The past several years have made many investors complacent about inflation. That complacency served bond bulls well. The more than 35-year bull market in bonds finished with the ten-year Treasury yield at 1.36% in July. But things are changing.
Inflation is already accelerating. The Consumer Price Index rose 2.1% in 2016, a sharp acceleration from the meager 0.7% gain in 2015. Today, figures on the Fed's preferred inflation measure – the PCE index – showed an increase of 0.2% in December, which means consumption prices were up 1.6% in 2016 versus only 0.6% in 2015.
If price gains average 0.2% per month in the next two months, then by February the PCE index will show a gain of 2.0% versus a year ago, putting inflation right at the Fed's target.
The threat of even higher inflation should be taken seriously whether your economic philosophy is conservative or liberal.
The M2 measure of the money supply – currency, checking accounts, savings accounts, small time deposits, and retail money funds – grew 7.1% in 2016, an acceleration from 5.7% the prior year.
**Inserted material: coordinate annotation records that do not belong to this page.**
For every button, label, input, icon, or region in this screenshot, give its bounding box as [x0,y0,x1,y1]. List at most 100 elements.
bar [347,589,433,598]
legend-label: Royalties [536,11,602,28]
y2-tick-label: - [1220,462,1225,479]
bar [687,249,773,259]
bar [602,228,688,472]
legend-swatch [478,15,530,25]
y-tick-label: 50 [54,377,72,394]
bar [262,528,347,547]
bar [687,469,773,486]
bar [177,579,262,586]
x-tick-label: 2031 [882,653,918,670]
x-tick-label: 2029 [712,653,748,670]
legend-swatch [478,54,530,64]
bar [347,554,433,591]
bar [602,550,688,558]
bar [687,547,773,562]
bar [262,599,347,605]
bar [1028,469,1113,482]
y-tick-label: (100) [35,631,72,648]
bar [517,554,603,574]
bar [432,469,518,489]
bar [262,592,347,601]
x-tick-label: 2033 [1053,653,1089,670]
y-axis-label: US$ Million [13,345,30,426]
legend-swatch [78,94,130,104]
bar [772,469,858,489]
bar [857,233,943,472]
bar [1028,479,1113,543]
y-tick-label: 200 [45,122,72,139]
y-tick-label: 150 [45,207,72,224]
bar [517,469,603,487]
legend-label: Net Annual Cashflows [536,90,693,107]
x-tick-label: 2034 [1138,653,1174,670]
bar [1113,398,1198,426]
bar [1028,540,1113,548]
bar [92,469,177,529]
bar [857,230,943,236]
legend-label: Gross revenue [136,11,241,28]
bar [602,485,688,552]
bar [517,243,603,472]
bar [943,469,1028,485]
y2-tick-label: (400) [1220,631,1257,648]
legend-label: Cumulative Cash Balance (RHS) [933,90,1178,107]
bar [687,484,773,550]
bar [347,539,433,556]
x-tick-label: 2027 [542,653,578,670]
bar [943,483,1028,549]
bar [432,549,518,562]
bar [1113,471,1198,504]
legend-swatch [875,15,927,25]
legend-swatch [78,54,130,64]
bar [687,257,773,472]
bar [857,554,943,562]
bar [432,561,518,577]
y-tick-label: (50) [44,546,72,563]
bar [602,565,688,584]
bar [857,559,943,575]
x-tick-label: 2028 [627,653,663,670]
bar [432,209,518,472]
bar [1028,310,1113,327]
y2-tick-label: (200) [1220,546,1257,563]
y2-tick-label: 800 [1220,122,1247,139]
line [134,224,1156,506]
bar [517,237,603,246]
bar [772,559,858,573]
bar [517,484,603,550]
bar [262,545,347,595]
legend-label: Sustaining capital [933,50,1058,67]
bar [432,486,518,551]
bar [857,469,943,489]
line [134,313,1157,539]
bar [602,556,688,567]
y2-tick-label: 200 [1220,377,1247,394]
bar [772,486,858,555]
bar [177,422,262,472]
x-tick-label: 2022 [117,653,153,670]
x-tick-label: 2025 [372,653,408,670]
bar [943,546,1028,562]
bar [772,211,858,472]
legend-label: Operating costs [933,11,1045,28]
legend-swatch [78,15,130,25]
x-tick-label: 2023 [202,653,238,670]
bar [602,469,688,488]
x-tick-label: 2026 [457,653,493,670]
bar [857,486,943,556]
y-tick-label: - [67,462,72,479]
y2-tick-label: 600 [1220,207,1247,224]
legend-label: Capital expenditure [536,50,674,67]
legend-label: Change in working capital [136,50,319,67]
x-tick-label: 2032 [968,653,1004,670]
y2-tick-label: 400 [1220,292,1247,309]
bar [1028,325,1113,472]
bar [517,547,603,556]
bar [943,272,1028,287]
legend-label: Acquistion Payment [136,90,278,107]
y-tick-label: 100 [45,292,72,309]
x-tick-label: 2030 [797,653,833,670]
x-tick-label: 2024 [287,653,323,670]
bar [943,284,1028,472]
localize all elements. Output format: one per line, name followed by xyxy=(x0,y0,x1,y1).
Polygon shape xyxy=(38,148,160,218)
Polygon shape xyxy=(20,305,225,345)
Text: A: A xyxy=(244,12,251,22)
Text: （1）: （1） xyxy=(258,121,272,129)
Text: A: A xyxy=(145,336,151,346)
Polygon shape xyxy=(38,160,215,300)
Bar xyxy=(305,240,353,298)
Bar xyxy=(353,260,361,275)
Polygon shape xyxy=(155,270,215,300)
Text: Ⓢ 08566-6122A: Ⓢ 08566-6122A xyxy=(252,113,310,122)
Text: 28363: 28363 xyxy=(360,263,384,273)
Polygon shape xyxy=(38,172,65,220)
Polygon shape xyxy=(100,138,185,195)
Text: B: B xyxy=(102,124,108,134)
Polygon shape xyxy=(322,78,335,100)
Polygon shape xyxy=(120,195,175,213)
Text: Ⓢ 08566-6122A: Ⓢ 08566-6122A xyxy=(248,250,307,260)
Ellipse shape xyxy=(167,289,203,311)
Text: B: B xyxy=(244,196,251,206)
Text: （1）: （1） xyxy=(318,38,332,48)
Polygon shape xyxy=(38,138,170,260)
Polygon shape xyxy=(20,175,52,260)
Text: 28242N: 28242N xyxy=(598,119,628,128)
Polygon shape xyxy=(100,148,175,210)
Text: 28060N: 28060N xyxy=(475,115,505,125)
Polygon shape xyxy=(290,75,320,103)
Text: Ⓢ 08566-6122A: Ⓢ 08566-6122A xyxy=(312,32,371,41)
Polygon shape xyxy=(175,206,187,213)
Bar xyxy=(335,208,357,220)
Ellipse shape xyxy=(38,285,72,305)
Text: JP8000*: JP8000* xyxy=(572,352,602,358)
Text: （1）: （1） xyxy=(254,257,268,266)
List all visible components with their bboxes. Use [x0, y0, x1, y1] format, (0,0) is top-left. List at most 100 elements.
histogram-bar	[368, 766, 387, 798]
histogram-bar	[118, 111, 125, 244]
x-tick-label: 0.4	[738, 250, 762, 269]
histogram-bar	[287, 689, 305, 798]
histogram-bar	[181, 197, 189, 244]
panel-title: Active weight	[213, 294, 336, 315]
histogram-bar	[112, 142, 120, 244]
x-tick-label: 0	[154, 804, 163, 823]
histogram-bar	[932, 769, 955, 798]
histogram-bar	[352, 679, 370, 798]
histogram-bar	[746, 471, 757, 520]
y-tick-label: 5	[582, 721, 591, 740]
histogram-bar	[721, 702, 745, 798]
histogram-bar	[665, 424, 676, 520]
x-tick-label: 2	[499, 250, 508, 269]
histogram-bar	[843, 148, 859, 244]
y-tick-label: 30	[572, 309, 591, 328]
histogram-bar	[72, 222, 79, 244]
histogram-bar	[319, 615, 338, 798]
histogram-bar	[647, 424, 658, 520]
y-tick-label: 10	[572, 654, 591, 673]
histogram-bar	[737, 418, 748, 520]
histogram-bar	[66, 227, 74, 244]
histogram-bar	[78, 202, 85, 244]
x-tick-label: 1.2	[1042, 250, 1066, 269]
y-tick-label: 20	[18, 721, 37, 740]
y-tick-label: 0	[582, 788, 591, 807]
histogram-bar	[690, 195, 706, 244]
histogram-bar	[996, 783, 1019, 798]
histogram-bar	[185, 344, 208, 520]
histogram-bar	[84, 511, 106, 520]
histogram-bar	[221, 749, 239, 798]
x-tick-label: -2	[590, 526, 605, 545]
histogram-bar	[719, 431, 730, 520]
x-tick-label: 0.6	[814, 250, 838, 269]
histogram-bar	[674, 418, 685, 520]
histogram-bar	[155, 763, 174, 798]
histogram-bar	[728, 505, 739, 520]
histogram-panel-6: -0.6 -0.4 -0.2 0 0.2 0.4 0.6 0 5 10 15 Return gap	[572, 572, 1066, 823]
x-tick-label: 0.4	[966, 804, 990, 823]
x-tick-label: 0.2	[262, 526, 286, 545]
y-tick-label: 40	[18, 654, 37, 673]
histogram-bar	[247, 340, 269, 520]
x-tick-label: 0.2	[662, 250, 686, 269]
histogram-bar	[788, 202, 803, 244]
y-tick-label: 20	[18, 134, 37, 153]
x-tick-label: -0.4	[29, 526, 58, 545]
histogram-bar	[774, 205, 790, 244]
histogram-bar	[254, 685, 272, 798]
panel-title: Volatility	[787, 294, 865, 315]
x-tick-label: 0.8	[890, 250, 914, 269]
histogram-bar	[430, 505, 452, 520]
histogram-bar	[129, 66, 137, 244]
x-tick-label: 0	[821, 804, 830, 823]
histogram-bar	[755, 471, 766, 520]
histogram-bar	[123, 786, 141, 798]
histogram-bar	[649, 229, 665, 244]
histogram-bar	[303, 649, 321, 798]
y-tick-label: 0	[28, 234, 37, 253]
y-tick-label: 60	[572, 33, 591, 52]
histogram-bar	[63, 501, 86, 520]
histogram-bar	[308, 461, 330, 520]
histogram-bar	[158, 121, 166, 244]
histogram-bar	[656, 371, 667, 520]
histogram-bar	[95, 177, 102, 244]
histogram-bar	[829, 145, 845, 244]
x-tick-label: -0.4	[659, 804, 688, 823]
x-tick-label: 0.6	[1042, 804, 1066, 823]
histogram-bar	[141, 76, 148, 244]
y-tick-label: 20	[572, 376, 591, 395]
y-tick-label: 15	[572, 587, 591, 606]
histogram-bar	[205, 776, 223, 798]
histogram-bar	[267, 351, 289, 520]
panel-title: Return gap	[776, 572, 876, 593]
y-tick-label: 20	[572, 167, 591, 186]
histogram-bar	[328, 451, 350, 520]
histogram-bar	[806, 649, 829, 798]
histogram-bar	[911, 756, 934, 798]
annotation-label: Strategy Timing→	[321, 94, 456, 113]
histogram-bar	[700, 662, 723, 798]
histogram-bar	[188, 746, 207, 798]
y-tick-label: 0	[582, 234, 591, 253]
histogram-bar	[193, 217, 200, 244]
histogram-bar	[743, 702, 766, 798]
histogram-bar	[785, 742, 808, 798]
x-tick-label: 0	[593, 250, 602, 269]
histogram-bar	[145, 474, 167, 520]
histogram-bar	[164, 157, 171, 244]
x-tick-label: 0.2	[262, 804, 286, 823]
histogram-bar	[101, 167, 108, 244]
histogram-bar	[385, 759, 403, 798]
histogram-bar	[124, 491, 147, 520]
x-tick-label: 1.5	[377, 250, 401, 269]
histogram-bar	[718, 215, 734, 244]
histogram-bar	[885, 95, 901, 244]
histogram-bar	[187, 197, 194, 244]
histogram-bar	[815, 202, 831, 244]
Banks have reduced excess reserves in the system by participating in repurchase agreements with the Fed and holding more bonds. However, there are still nearly $2 trillion in excess reserves in the banking system.
Unless the Fed removes those reserves, the money supply (M2), which Milton Friedman taught us to watch, will likely grow faster and boost inflation even more. Meanwhile, more rate hikes may encourage banks to lend more, boosting the money supply.
Any policy shifts that help stimulate real economic growth, like tax cuts, reducing regulations, cutting spending, or replacing Obamacare, can help hold off inflation over the next couple of years. Inflation is too much money chasing too few goods. So, more real growth helps hold down inflation.
Average hourly earnings increased 2.9% in 2016, the fastest pace for any calendar year since 2008. This is the kind of "cost-push" inflation which helps Keynesians and the Fed justify rate hikes and tighter monetary policy.
None of this means Jimmy Carter-style double-digit inflation is around the corner; it isn't. But after several years of a strange quiet on the inflation front, look for inflation to be in a higher 2.5 to 3% range by the end of 2017, with potentially more to come in 2018.